Strengths: Nicholls has the nerdy boy thing down pat.
Weaknesses: Sometimes Brian can be cringeworthy.
Why I read it: Adored One Day.
Rating: 8.5 out of 10
If you liked this, try: Bachelor Kisses by Nick Earls
Despite the title, this is not a book about dinner parties or working as a waiter. ‘Starter for ten’ refers to the game show University Challenge, of which Brian the protagonist is a little bit of a fan of. By the author of the acclaimed (and now slightly dodgy movie) book One Day, David Nicholls tells us the tale of Brian, a truly awkward teenager going to university in the 80s. Brian, brought up by his mother after his dad died, thinks he’s not too bad – he loves Kate Bush, has some pretty cool clothes and is sure he’s going to get somewhere with the girls at university where he’s reading English Literature. Unfortunately, he’s also kind of geeky and has the innate ability to create some situations that despite Brian’s best efforts are cringeworthy in a squeamish way.
Nicholls starts each chapter with a question and answer that would come from a University Challenge show. These kind of relate to the theme of the chapter as well as being a good trivia source. Despite Brian’s best intentions, he only scrapes onto his university’s team by default – and is caught between two girls, the gorgeously rich Alice and the tough Rebecca. This is kind of a stereotypical subplot, but it has some hilarious moments that you can’t help but snigger at.
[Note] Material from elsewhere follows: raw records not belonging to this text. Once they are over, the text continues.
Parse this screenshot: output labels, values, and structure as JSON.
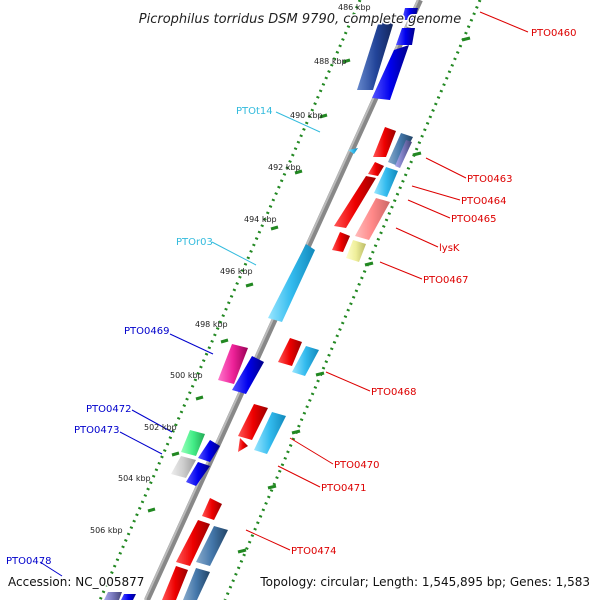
{
  "title": "Picrophilus torridus DSM 9790, complete genome",
  "footer": {
    "accession": "Accession: NC_005877",
    "summary": "Topology: circular; Length: 1,545,895 bp; Genes: 1,583"
  },
  "ruler": {
    "ticks": [
      "486 kbp",
      "488 kbp",
      "490 kbp",
      "492 kbp",
      "494 kbp",
      "496 kbp",
      "498 kbp",
      "500 kbp",
      "502 kbp",
      "504 kbp",
      "506 kbp"
    ]
  },
  "gene_labels": {
    "right": [
      "PTO0460",
      "PTO0463",
      "PTO0464",
      "PTO0465",
      "lysK",
      "PTO0467",
      "PTO0468",
      "PTO0470",
      "PTO0471",
      "PTO0474"
    ],
    "left": [
      "PTOt14",
      "PTOr03",
      "PTO0469",
      "PTO0472",
      "PTO0473",
      "PTO0478"
    ]
  },
  "colors": {
    "forward_label": "#dd0000",
    "reverse_label": "#0000cc",
    "rna_label": "#33bbdd",
    "backbone": "#888888",
    "ruler_dots": "#228822"
  }
}
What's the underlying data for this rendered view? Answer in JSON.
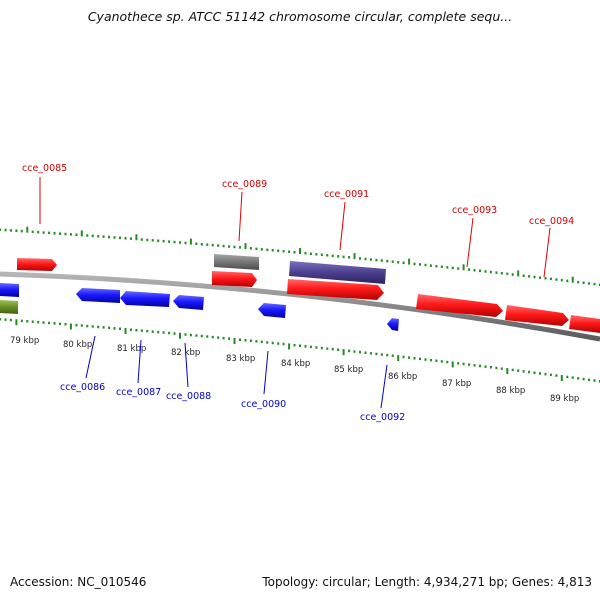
{
  "title": "Cyanothece sp. ATCC 51142 chromosome circular, complete sequ...",
  "footer": {
    "accession_label": "Accession: ",
    "accession": "NC_010546",
    "topology_label": "Topology: ",
    "topology": "circular",
    "length_label": "; Length: ",
    "length": "4,934,271 bp",
    "genes_label": "; Genes: ",
    "genes": "4,813"
  },
  "colors": {
    "forward_gene": "#ff0000",
    "reverse_gene": "#0000ff",
    "forward_label": "#cc0000",
    "reverse_label": "#0000cc",
    "ticks": "#228b22",
    "backbone": "#888888",
    "gray_feature": "#777777",
    "purple_feature": "#4b3f8f",
    "olive_feature": "#6b8e23"
  },
  "axis": {
    "unit": "kbp",
    "ticks_kbp": [
      79,
      80,
      81,
      82,
      83,
      84,
      85,
      86,
      87,
      88,
      89
    ]
  },
  "labels": {
    "forward": [
      "cce_0085",
      "cce_0089",
      "cce_0091",
      "cce_0093",
      "cce_0094"
    ],
    "reverse": [
      "cce_0086",
      "cce_0087",
      "cce_0088",
      "cce_0090",
      "cce_0092"
    ]
  }
}
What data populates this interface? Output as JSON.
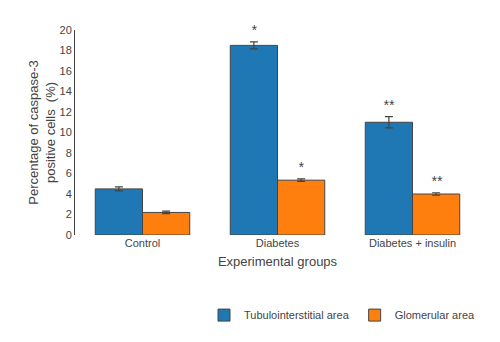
{
  "chart_data": {
    "type": "bar",
    "categories": [
      "Control",
      "Diabetes",
      "Diabetes + insulin"
    ],
    "series": [
      {
        "name": "Tubulointerstitial area",
        "values": [
          4.5,
          18.5,
          11.0
        ],
        "errors": [
          0.2,
          0.35,
          0.55
        ],
        "annotations": [
          null,
          "*",
          "**"
        ]
      },
      {
        "name": "Glomerular area",
        "values": [
          2.2,
          5.35,
          4.0
        ],
        "errors": [
          0.12,
          0.12,
          0.12
        ],
        "annotations": [
          null,
          "*",
          "**"
        ]
      }
    ],
    "xlabel": "Experimental groups",
    "ylabel": "Percentage of caspase-3\npositive cells  (%)",
    "ylim": [
      0,
      20
    ],
    "yticks": [
      0,
      2,
      4,
      6,
      8,
      10,
      12,
      14,
      16,
      18,
      20
    ],
    "grid": false,
    "legend": "lower right"
  }
}
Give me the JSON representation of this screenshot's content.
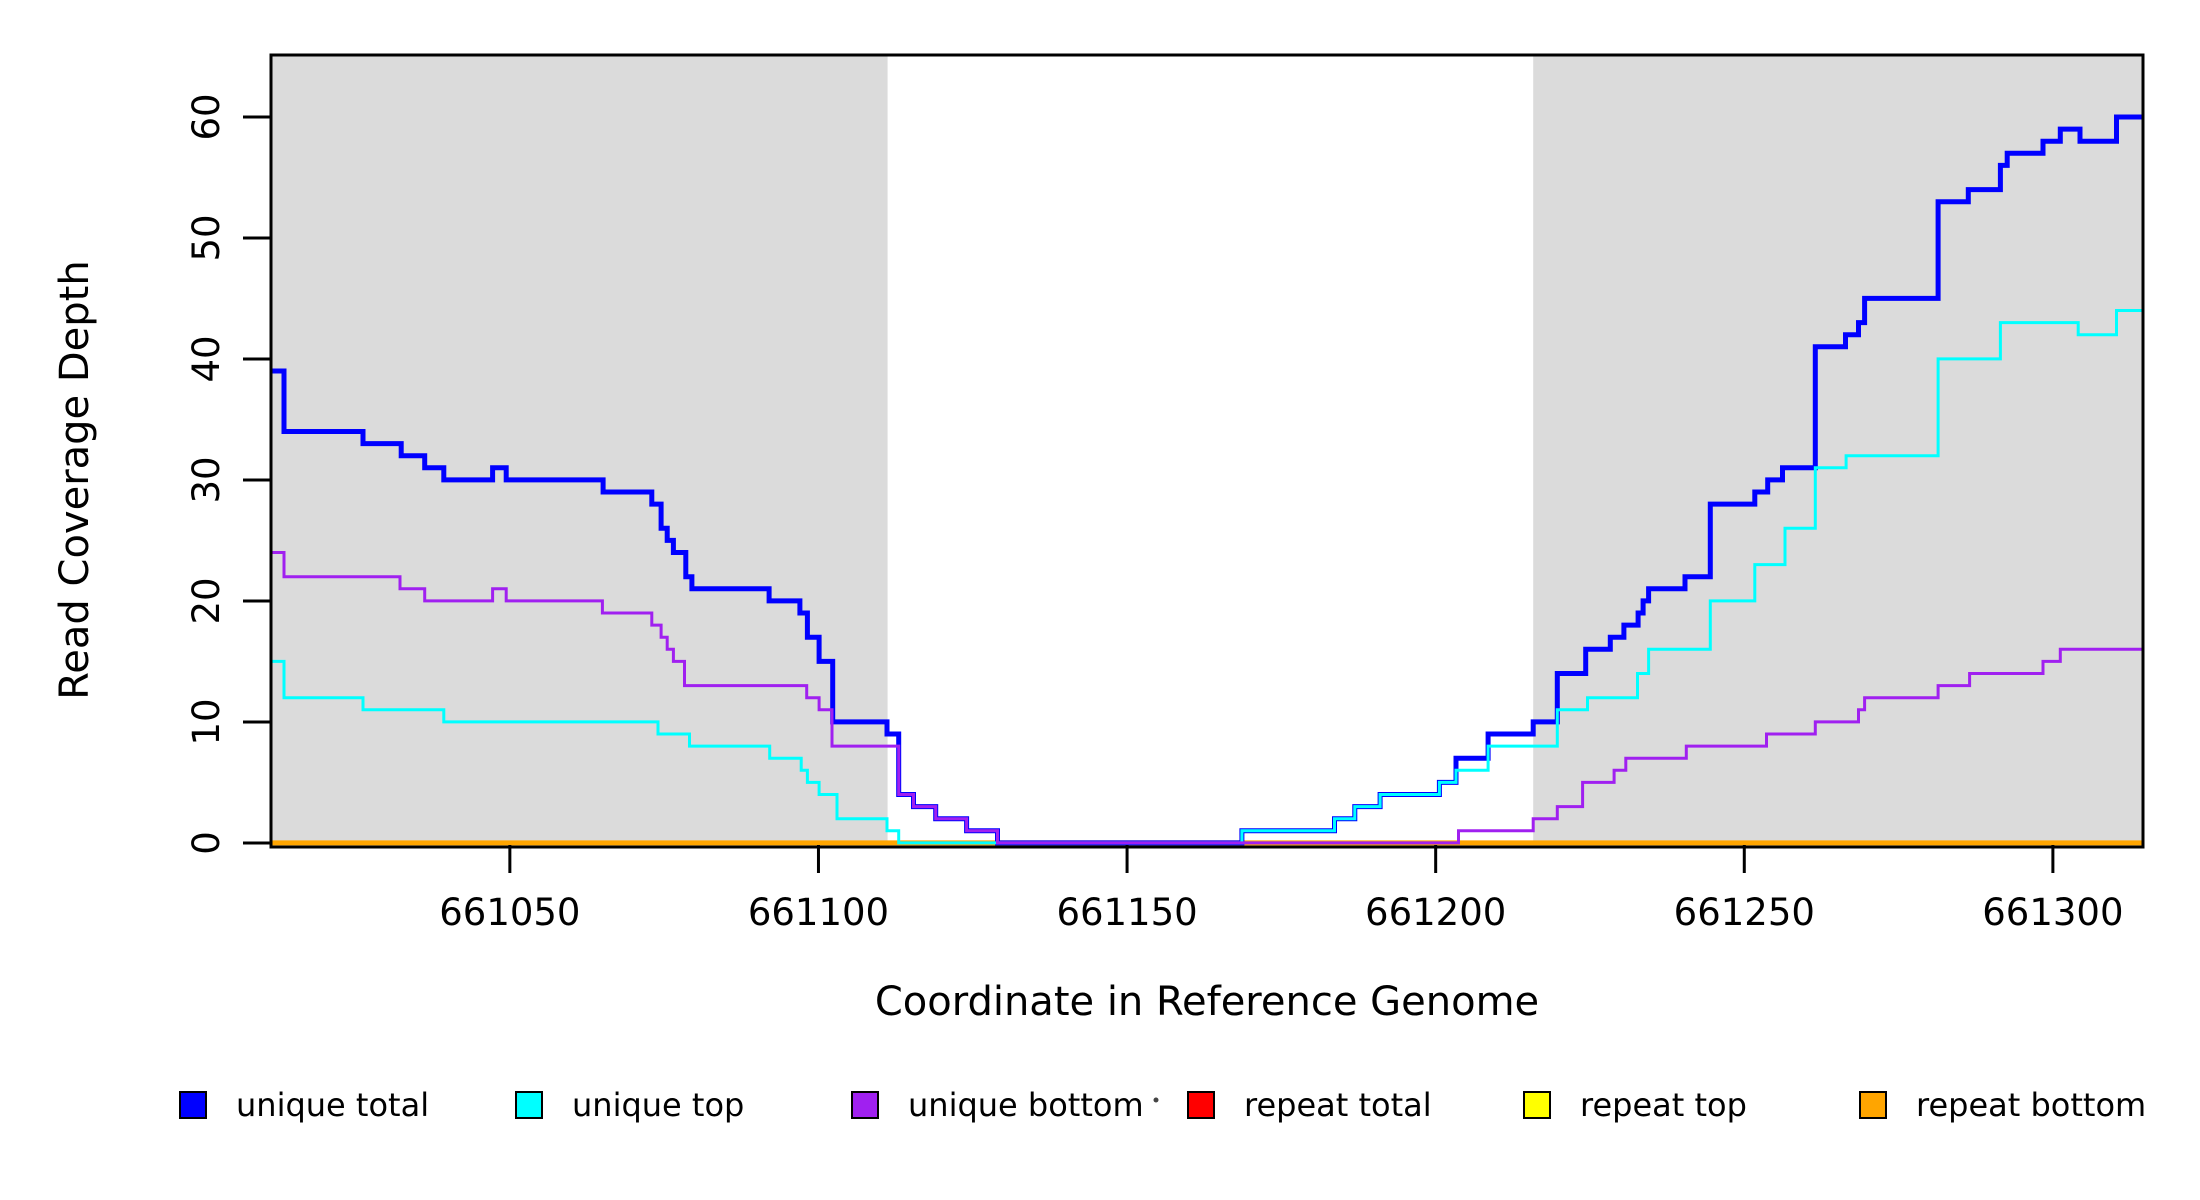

While Brian’s awkwardness is charming at first, it does start to wear thin as it gets him into more and more trouble, with some scenes reading as more slapstick than Nick Hornby-esque fiction. Nicholls does realise this and while the ending is not life-changing, it does give a more realistic picture of Brian’s immaturity.
A very fast read, but a good one. I would recommend this for travel except for the fact you could laugh at some very inopportune moments!